The peninsula has been inhabited since prehistoric times. Remains of Jomon (circa 16,000-300 BC) settlements have been excavated in various locations, notably along river banks, and just North of Heda Port on the west coast, a cluster of 6th-century burial mounds look over Sagami Bay. As the mountains rise steeply from the sea here, offering almost no chance for cultivation or anything like an economy large enough to support local chiefs, one can only imagine that the site was chosen by those in power on the other, richer side of Suruga Bay, for its splendid view of Mt Fuji.

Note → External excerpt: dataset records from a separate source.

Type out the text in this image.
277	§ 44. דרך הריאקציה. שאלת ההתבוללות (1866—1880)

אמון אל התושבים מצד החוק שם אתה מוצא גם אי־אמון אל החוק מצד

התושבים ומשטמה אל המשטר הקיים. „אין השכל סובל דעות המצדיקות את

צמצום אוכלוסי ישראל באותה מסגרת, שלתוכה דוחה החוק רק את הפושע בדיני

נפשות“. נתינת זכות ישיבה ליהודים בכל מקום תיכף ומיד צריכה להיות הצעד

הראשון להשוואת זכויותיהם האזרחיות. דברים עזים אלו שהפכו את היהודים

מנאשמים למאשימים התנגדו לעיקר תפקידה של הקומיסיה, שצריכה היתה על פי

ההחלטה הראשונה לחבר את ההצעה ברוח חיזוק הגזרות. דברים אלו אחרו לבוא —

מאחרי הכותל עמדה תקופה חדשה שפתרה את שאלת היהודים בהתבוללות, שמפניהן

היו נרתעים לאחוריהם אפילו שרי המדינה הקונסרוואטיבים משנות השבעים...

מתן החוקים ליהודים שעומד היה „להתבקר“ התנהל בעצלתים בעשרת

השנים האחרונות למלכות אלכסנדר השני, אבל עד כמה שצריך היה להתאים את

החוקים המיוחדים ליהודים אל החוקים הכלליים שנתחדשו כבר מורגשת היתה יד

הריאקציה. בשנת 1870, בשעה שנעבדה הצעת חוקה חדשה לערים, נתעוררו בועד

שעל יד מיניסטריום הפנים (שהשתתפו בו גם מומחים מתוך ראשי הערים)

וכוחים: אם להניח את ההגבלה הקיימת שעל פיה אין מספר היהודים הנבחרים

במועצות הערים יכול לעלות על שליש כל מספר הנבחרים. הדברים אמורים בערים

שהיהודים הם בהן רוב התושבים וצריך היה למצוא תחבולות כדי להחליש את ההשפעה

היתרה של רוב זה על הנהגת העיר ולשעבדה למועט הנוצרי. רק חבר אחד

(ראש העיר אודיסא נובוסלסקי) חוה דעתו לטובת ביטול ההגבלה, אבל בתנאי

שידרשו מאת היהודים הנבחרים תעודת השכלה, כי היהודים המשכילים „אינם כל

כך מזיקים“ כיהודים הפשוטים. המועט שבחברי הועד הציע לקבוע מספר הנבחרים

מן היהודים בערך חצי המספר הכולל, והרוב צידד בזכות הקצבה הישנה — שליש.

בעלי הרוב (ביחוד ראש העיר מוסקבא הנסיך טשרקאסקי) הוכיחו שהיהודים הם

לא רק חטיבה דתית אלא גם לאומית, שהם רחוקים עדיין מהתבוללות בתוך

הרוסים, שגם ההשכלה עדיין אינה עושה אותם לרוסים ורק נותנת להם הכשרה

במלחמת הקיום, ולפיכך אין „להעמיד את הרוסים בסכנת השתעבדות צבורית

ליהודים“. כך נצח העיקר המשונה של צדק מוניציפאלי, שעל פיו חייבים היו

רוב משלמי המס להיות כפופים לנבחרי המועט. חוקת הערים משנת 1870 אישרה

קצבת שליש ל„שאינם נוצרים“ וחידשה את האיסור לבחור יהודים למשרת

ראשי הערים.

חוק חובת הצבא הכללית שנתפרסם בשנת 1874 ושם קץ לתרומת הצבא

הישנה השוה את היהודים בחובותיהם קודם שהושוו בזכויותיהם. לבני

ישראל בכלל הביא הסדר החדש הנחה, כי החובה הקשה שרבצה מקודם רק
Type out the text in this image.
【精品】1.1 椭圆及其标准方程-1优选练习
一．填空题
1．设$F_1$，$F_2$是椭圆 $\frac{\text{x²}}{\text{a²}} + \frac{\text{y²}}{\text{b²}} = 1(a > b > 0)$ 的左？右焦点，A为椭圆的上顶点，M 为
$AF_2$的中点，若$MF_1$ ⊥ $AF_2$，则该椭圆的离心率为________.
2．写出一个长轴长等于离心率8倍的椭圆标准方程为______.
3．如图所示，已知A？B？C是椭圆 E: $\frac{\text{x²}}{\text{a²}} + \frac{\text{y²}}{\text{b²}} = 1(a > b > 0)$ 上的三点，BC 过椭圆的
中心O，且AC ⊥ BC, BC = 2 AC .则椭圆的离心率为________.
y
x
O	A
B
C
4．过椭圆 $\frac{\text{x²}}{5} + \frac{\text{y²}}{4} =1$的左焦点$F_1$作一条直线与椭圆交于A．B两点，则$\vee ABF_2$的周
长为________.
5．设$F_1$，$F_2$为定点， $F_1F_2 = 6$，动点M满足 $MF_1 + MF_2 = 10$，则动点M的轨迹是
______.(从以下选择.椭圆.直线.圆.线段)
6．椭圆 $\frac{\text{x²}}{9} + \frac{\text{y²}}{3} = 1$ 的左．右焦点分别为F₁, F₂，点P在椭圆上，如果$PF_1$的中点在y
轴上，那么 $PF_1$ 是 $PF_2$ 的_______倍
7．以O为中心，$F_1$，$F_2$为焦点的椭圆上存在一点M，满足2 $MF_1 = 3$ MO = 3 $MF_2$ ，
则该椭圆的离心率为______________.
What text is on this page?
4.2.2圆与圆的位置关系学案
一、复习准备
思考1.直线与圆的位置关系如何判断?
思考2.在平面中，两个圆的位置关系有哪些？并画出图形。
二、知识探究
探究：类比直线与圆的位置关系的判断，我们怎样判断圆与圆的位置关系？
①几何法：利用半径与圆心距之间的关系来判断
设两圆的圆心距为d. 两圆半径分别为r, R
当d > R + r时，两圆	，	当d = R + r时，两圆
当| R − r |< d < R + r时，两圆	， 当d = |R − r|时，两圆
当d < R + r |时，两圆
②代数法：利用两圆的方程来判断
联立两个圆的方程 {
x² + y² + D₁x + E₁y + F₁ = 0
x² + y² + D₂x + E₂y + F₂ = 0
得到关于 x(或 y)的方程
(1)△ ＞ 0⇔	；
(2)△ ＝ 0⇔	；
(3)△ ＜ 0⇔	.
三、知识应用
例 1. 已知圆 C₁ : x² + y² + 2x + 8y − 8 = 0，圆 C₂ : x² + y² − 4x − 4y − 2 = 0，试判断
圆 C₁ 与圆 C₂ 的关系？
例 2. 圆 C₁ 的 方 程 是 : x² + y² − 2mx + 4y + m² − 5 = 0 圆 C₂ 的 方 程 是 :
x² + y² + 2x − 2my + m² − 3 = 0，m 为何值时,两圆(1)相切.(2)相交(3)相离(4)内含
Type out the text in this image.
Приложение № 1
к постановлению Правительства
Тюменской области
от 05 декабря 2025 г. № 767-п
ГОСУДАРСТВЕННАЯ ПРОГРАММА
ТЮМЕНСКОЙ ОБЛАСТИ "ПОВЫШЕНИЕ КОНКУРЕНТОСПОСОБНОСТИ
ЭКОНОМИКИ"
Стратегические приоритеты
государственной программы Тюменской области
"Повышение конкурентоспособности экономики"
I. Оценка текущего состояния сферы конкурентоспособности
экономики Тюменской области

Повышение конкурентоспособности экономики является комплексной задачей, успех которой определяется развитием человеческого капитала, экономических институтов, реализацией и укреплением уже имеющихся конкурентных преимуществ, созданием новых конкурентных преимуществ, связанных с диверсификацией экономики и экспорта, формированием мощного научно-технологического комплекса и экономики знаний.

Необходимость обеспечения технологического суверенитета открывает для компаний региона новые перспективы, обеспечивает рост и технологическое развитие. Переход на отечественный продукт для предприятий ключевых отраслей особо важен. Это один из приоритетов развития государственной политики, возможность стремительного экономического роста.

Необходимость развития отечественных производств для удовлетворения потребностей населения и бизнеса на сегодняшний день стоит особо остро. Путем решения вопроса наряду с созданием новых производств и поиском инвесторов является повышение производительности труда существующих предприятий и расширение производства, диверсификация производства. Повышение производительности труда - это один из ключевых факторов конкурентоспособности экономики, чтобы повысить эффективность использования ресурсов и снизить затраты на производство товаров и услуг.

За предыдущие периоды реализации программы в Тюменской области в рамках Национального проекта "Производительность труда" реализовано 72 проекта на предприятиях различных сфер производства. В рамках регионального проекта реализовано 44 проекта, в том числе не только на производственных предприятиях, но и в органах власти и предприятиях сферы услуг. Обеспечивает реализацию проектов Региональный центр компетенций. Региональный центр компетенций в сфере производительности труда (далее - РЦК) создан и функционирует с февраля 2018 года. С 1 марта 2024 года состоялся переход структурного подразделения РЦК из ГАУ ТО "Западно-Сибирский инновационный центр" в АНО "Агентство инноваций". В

For much of the historical period however, Izu was isolated; the first railway from Mishima to the Shūzenji hot-spring resort being built at the end of the 19th-century, another line to the Itō resort being completed in 1936, and the extension to Shimoda being opened as recently as 1961. Most of the sealed roads too were constructed since the war and until modern times, apart from coastal boat trips, most of Izu’s natives spent their lives close to where they were born.
Despite its relative isolation, Izu has witnessed two extraordinary events in Japan’s history – and both involved foreigners. The first, during the early 17th century, when a young English sailor, Will Adams (1564-1620) was found shipwrecked off the coast of Kyushu. At first imprisoned along with other survivors, fate brought him to the attention of Tokugawa Ieyasu (1543-1616), who was soon to be shogun – the all-powerful warlord of Japan. Ieyasu was fascinated not only by Adams’s early training in ship-building, navigation and astronomy, but also in his opinions on Catholic-Protestant rivalry around the world and the jostling for trade advantages by European nations.
Naturally protecting their turf, Portuguese and Spanish priests resident in Japan at the time did their best to influence officialdom, suggesting that Adams was a spy who should be executed. Nevertheless, Ieyasu astutely appointed Adams to build a fleet of modern ships on the banks of the River Matsu in present-day Ito City, honoured him with the rank of samurai, and bestowed him with property and a generous income. Later he became much involved with British-Japan trading, married a Japanese wife (even though he had a family back in England), and eventually died in Hirado near Nagasaki where his grave can still be seen.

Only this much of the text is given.